The Memoirs of Sherlock Holmes -  Arthur Conan Doyle

In a way I’m not entirely sure how I should approach this book, particularly since I generally don’t review short story collections as a whole but rather each story on its merits. Mind you, that is probably going to cause a little bit of a problem when I get around to reading the Collected Tales of Edgar Allen Poe, particularly since I can’t do The Raven the injustice of lumping it together with a bunch of other stories. Then there is At the Mountains of Madness, though it has been a while since I have read anything by Lovecraft, and even then it was only one story, ironically ‘At the Mountains of Madness’. However, I will get around to writing about them when I finally get around to reading the books (and I might read them a short story at a time, as I did with a collections of stories by Joseph Conrad).

 

However, the problem with Sherlock Holmes is that it is, in a way, the lack of variety in the stories.
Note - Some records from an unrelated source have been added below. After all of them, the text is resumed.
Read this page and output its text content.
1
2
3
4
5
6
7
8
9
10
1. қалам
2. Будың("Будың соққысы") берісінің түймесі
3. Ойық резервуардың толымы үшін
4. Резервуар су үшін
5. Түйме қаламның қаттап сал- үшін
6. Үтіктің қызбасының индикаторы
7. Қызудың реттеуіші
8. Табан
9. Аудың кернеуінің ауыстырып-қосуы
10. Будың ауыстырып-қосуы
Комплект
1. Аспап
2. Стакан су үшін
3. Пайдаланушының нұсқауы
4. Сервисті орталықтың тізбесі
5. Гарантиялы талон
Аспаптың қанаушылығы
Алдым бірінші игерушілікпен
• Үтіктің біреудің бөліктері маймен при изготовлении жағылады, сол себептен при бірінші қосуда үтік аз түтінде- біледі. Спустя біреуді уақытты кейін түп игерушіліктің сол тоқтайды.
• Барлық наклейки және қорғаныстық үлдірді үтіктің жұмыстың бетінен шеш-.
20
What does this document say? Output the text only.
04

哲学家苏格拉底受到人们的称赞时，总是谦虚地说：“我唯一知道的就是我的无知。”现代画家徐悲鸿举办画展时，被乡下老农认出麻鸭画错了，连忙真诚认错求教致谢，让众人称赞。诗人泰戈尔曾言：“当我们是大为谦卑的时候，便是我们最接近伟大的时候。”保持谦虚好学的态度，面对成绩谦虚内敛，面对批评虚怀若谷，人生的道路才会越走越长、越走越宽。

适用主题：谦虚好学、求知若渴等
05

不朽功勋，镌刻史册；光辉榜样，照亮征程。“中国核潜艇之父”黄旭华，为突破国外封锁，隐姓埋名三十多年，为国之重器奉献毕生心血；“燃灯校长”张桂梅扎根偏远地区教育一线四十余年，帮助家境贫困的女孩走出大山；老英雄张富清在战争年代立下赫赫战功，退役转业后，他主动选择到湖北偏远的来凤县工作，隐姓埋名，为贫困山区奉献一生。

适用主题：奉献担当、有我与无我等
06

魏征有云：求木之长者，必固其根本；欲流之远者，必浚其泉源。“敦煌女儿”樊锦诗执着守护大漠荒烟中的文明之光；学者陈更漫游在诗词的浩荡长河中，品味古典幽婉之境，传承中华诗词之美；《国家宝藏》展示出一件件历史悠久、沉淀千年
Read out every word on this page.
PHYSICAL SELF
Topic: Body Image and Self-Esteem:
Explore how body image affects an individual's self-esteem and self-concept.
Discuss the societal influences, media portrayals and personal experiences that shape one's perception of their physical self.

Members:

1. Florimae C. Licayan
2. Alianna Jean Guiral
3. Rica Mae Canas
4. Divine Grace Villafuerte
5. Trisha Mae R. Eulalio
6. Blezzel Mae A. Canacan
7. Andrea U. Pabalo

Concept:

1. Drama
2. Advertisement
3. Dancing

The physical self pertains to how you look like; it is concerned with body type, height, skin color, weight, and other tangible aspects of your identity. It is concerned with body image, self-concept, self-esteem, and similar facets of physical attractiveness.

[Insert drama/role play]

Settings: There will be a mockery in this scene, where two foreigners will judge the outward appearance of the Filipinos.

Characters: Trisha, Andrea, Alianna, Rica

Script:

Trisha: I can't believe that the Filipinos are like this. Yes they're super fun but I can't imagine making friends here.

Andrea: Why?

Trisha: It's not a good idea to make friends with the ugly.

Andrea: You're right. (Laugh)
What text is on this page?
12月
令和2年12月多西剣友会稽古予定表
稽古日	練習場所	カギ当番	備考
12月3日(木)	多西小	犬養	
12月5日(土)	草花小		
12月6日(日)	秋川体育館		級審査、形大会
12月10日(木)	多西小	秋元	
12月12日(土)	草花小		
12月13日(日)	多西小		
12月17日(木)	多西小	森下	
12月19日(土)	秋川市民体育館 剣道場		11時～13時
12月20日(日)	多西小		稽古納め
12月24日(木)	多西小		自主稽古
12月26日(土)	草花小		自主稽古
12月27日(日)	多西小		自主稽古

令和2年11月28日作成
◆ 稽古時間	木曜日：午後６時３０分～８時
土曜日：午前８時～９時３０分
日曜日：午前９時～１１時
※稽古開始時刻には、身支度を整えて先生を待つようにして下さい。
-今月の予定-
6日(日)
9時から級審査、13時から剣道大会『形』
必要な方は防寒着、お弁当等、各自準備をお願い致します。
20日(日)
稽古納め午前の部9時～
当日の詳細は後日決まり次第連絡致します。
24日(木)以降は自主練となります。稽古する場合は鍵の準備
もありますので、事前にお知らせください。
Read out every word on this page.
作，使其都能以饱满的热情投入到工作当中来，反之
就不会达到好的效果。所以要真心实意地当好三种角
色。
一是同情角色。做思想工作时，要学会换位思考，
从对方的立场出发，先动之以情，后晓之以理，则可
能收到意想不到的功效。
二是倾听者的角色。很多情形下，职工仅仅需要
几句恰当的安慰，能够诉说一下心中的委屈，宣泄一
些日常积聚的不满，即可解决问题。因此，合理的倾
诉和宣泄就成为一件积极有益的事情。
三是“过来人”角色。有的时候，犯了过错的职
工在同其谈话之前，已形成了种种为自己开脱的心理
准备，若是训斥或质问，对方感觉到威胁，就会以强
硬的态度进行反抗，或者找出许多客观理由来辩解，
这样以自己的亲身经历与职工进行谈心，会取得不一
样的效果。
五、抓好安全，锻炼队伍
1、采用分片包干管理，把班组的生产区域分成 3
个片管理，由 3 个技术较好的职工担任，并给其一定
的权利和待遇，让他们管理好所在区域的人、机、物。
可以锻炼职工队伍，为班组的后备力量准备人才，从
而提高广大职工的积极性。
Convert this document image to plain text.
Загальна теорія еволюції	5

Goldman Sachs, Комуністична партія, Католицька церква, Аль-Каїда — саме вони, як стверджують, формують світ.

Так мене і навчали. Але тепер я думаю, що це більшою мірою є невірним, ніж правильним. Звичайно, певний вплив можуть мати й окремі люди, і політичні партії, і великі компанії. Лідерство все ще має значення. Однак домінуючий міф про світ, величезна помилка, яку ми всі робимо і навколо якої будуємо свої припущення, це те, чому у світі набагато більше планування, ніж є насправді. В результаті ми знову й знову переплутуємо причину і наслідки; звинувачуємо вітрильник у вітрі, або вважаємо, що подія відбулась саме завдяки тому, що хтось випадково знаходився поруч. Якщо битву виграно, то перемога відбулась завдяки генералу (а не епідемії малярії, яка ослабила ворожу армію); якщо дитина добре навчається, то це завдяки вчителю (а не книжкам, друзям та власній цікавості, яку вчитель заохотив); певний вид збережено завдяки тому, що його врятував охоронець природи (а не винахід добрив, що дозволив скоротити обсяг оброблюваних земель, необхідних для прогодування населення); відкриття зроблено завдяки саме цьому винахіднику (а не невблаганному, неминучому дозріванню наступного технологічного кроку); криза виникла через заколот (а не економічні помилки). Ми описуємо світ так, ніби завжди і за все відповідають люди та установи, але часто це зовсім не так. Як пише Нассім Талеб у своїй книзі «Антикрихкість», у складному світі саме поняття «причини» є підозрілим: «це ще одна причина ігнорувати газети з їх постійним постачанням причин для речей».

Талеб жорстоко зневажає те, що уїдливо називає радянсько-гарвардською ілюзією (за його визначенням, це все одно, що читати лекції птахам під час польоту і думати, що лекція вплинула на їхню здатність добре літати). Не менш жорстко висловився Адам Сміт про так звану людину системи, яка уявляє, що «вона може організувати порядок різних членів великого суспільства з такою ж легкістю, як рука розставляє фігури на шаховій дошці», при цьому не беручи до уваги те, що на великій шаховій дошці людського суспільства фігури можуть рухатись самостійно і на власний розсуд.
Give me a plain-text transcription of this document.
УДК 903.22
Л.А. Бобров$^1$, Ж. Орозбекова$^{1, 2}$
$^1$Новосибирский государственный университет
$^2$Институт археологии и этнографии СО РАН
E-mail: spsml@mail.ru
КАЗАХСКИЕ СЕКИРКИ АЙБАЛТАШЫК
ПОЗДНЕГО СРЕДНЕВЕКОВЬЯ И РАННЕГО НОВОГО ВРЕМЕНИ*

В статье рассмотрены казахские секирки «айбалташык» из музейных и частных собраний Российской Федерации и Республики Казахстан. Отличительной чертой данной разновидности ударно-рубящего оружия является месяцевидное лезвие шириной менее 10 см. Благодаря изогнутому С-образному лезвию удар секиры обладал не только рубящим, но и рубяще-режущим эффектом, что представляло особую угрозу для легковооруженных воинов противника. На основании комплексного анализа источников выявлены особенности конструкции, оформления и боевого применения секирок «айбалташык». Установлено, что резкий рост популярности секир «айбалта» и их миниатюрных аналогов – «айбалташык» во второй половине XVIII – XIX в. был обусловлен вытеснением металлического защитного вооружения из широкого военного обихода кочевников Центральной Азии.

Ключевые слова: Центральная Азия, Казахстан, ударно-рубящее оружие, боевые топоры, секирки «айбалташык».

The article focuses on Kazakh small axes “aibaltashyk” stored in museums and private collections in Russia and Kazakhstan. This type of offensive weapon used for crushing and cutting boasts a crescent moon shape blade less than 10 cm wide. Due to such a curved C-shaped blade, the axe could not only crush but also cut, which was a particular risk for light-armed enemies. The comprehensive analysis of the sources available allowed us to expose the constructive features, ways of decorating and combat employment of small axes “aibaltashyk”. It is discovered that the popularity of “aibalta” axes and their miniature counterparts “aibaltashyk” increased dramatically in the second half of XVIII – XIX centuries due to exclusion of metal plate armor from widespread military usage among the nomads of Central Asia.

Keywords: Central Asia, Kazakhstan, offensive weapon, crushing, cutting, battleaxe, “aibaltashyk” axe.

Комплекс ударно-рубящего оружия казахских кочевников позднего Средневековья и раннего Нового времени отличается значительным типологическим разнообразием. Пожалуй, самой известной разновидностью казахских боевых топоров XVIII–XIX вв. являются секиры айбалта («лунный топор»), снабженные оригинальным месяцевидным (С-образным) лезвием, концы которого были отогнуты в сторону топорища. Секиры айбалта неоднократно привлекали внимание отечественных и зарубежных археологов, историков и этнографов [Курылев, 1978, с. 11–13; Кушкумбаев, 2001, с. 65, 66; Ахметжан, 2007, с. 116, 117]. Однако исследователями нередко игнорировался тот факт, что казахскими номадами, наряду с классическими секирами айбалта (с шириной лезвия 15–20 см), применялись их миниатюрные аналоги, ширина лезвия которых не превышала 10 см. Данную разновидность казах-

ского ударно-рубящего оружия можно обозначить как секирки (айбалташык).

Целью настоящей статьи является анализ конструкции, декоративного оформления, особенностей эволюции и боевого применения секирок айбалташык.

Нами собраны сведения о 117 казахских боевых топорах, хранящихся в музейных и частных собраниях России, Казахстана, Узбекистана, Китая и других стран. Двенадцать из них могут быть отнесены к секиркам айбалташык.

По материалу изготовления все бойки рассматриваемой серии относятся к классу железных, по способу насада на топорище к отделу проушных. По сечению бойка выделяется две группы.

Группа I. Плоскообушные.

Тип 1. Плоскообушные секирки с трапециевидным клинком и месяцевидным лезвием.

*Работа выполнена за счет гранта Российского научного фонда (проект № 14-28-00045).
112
That doesn’t necessarily mean that the stories themselves are bad, it is just that pretty much, with the exception of the content, all of the stories end up being of a similar structure. In fact the novels also followed this structure as well, namely: Holmes is confronted with a problem (which takes up the first part of the story), Holmes wanders about and works it out, Holmes then spends the rest of the story explaining what happened. As it turned out this formula worked out really well, if the five collection of short stories, and four novels, are anything to go by.

 

It’s not as if these stories are unoriginal either – a lot of mystery novels that I have read basically all deal with murders, and in a way it starts to become a little dull and dry. However, while people do die in a Sherlock Holmes story, and of course you have the occasional one where the eventual victim hires Holmes due to some mystery, murder isn’t always the case. In fact, you have ones that involve missing objects, or objects that have been discovered and Holmes is attempting to locate the owner. We have another one that involves a child of a previous marriage that the mother is trying to keep a secret, or a naval treaty that has become the centerpiece of a mystery. In fact it is not the crime that is important, it is the mystery, as in some cases it turns out that no crime has actually been committed.

 

I guess that is one aspect of our human nature – we love mysteries. In fact not knowing is far more exciting than actually discovering the answer, because once we know the answer all of a sudden it ceases to be a mystery and the revelation turns out to be really boring. Mind you, it isn’t as if the revelation is boring, it is just that knowing the answer is boring. It is sort of like hunting, or even courting a future wife – it isn’t the success that is exciting, it is the journey to reach that point. Sure, not all journeys are thrilling – being stuck in economy class traveling from Singapore to Frankfurt (which takes something like 12 hours) isn’t at all exciting, especially if you have somebody behind you kicking your seat (something that fortunately I didn’t have to experience), or the guy in front of you lying his seat back as far is possible and leaving it there for the entire journey meaning that I can’t use my laptop (and that is after having the previous occupant kicked out of the seat because ‘he must has a window seat’, though as it usually turns out, the previous occupant is usually moved to business class as compensation for the inconvenience – something that has happened to me).

 

One interesting thing is that it seems to be apparent that Doyle was attempting to wind up his Holmes stories – why else would he finish the final story by having Holmes thrown off the top of a waterfall. Personally, I’m probably not surprised because while people may have enjoyed the stories, Doyle might have been having a lot of trouble coming up with new stories – writers block if you will. Otherwise, it simply might have been that he had become somewhat bored with the character and wanted to move on. The problem is that once somebody creates something that is beloved by the community, then it can be pretty hard to put it behind you. In a way it is the curse of the celebrity status – once you have become a celebrity you are no longer your own person – you are now what the media, and the fans, make you out to be, and if it turns out that you break this mould, then you run the risk of losing that status all together – while it is painful, it is also incredibly addictive. One simply cannot stop being a celebrity.